Today, at a meeting of the SEC’s Investor Advisory Committee, the committee heard various updates regarding proxy season, shareholder rights and related matters.
Pat McGurn of ISS discussed the past proxy season, which he viewed as “one of the strangest” ever. Why strange? Because of the impact of momentum on the season. For example, proxy access proposals certainly had the Big Mo this season. In the last couple of years, he said, proxy access was just a second- or third-tier issue but, once the NYC Comptroller’s Office decided to submit 75 shareholder proposals for proxy access, proxy access suddenly became the biggest issue. That ascendancy to top of the heap was helped along, of course, by the SEC’s decision to withhold its views on the availability of the Rule 14a-8(i)(9) exclusion. Proxy access was so big, it was a kind of black hole that sucked in all the other proposals. Moreover, average support was up significantly to over 60%. Another theme for this season was the loss of momentum for hedge fund activism – not that hedge funds lost interest, but rather that many of the contests settled out before a vote, and, in more than half of those that went to a vote, the dissident slate lost. Nor was there as much activity as usual in the category of exempt solicitations, such as “vote no” campaigns. Shareholder engagement also played a big role this season in connection with shareholder proposals,he reported, leading a number of proponents of environmental and social shareholder proposals to settle and withdraw their proposals. Similarly, he believed that shareholder engagement led to a “high water mark” for disclosure in connection with say-on-pay proposals, creating “more light and less heat.” More engagement on management say-on-pay proposals also led to high approval rates: for the Russell 3000, he reported, the average level of director support was 96.3%.
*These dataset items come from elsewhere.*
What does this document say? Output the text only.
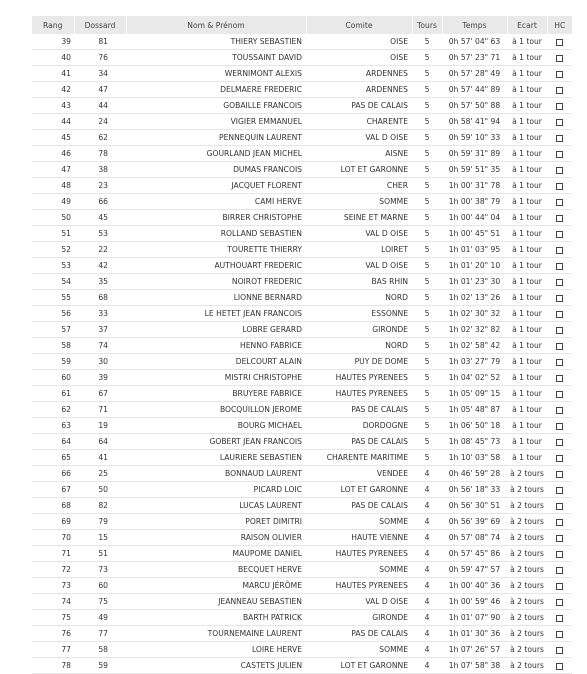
Rang	Dossard	Nom & Prénom	Comite	Tours	Temps	Ecart	HC
39	81	THIERY SEBASTIEN	OISE	5	0h 57' 04" 63	à 1 tour	
40	76	TOUSSAINT DAVID	OISE	5	0h 57' 23" 71	à 1 tour	
41	34	WERNIMONT ALEXIS	ARDENNES	5	0h 57' 28" 49	à 1 tour	
42	47	DELMAERE FREDERIC	ARDENNES	5	0h 57' 44" 89	à 1 tour	
43	44	GOBAILLE FRANCOIS	PAS DE CALAIS	5	0h 57' 50" 88	à 1 tour	
44	24	VIGIER EMMANUEL	CHARENTE	5	0h 58' 41" 94	à 1 tour	
45	62	PENNEQUIN LAURENT	VAL D OISE	5	0h 59' 10" 33	à 1 tour	
46	78	GOURLAND JEAN MICHEL	AISNE	5	0h 59' 31" 89	à 1 tour	
47	38	DUMAS FRANCOIS	LOT ET GARONNE	5	0h 59' 51" 35	à 1 tour	
48	23	JACQUET FLORENT	CHER	5	1h 00' 31" 78	à 1 tour	
49	66	CAMI HERVE	SOMME	5	1h 00' 38" 79	à 1 tour	
50	45	BIRRER CHRISTOPHE	SEINE ET MARNE	5	1h 00' 44" 04	à 1 tour	
51	53	ROLLAND SEBASTIEN	VAL D OISE	5	1h 00' 45" 51	à 1 tour	
52	22	TOURETTE THIERRY	LOIRET	5	1h 01' 03" 95	à 1 tour	
53	42	AUTHOUART FREDERIC	VAL D OISE	5	1h 01' 20" 10	à 1 tour	
54	35	NOIROT FREDERIC	BAS RHIN	5	1h 01' 23" 30	à 1 tour	
55	68	LIONNE BERNARD	NORD	5	1h 02' 13" 26	à 1 tour	
56	33	LE HETET JEAN FRANCOIS	ESSONNE	5	1h 02' 30" 32	à 1 tour	
57	37	LOBRE GERARD	GIRONDE	5	1h 02' 32" 82	à 1 tour	
58	74	HENNO FABRICE	NORD	5	1h 02' 58" 42	à 1 tour	
59	30	DELCOURT ALAIN	PUY DE DOME	5	1h 03' 27" 79	à 1 tour	
60	39	MISTRI CHRISTOPHE	HAUTES PYRENEES	5	1h 04' 02" 52	à 1 tour	
61	67	BRUYERE FABRICE	HAUTES PYRENEES	5	1h 05' 09" 15	à 1 tour	
62	71	BOCQUILLON JEROME	PAS DE CALAIS	5	1h 05' 48" 87	à 1 tour	
63	19	BOURG MICHAEL	DORDOGNE	5	1h 06' 50" 18	à 1 tour	
64	64	GOBERT JEAN FRANCOIS	PAS DE CALAIS	5	1h 08' 45" 73	à 1 tour	
65	41	LAURIERE SEBASTIEN	CHARENTE MARITIME	5	1h 10' 03" 58	à 1 tour	
66	25	BONNAUD LAURENT	VENDEE	4	0h 46' 59" 28	à 2 tours	
67	50	PICARD LOIC	LOT ET GARONNE	4	0h 56' 18" 33	à 2 tours	
68	82	LUCAS LAURENT	PAS DE CALAIS	4	0h 56' 30" 51	à 2 tours	
69	79	PORET DIMITRI	SOMME	4	0h 56' 39" 69	à 2 tours	
70	15	RAISON OLIVIER	HAUTE VIENNE	4	0h 57' 08" 74	à 2 tours	
71	51	MAUPOME DANIEL	HAUTES PYRENEES	4	0h 57' 45" 86	à 2 tours	
72	73	BECQUET HERVE	SOMME	4	0h 59' 47" 57	à 2 tours	
73	60	MARCU JÉRÔME	HAUTES PYRENEES	4	1h 00' 40" 36	à 2 tours	
74	75	JEANNEAU SEBASTIEN	VAL D OISE	4	1h 00' 59" 46	à 2 tours	
75	49	BARTH PATRICK	GIRONDE	4	1h 01' 07" 90	à 2 tours	
76	77	TOURNEMAINE LAURENT	PAS DE CALAIS	4	1h 01' 30" 36	à 2 tours	
77	58	LOIRE HERVE	SOMME	4	1h 07' 26" 57	à 2 tours	
78	59	CASTETS JULIEN	LOT ET GARONNE	4	1h 07' 58" 38	à 2 tours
Mike Garland of the NYC Comptroller’s office provided an update on their proxy access proposals. Of the 75 submitted, 63 went to a vote, with 56% average support. Of the 63 proposals, 41 received majority support. Garland noted that the stage was now set for the SEC to revisit a universal proxy access rule. While “private ordering” has been effective to some extent, sometimes it resulted in proxy access provisions adopted by companies that included restrictions he viewed to be inappropriate, such as limitations on the ability of shareholders to aggregate their shares to reach the threshold ownership requirement and prohibitions on compensation paid to third-party nominees.
Jonathan Ingram, Deputy Chief Counsel of the SEC, reported that there was a 10% uptick in the number of shareholder proposals submitted to the SEC. He also discussed the status of the staff’s project to review Rule 14a-8(i)(9), which allows a company to exclude from its proxy statement a shareholder proposal that conflicts with a management proposal on the same topic. (For a more detailed discussion, see this post.) He reported that the staff had completed its research on the topic, and he expected that the staff will now be developing a number of alternative approaches, as he believed that a lot of reasonable conclusions could be drawn from the research. More insight than that into the staff’s direction he would not provide. It was not even clear at this point whether further rulemaking would be required or whether the staff could just clarify its views in another staff legal bulletin. He indicated that “sequencing” is where the analysis gets difficult, that is, whether the analysis should change if the company’s proposal does not precede the shareholder proposal but may have been made in response to it. Some of the questions being tossed around are whether the current test – generally, whether the inclusion of both proposals in the proxy materials could present alternative and conflicting decisions for shareholders and submitting both proposals to a vote could provide inconsistent and ambiguous results — is correct and, if it is, is the application correct? He also acknowledged that other exclusions that may be affected by the (i)(9) decision are also “on the radar screen.” For example, companies stymied by the unavailability of the (i)(9) exclusion sometimes turn instead to Rule 14a-8(i)(10), the exclusion for proposals that the company has “substantially implemented.”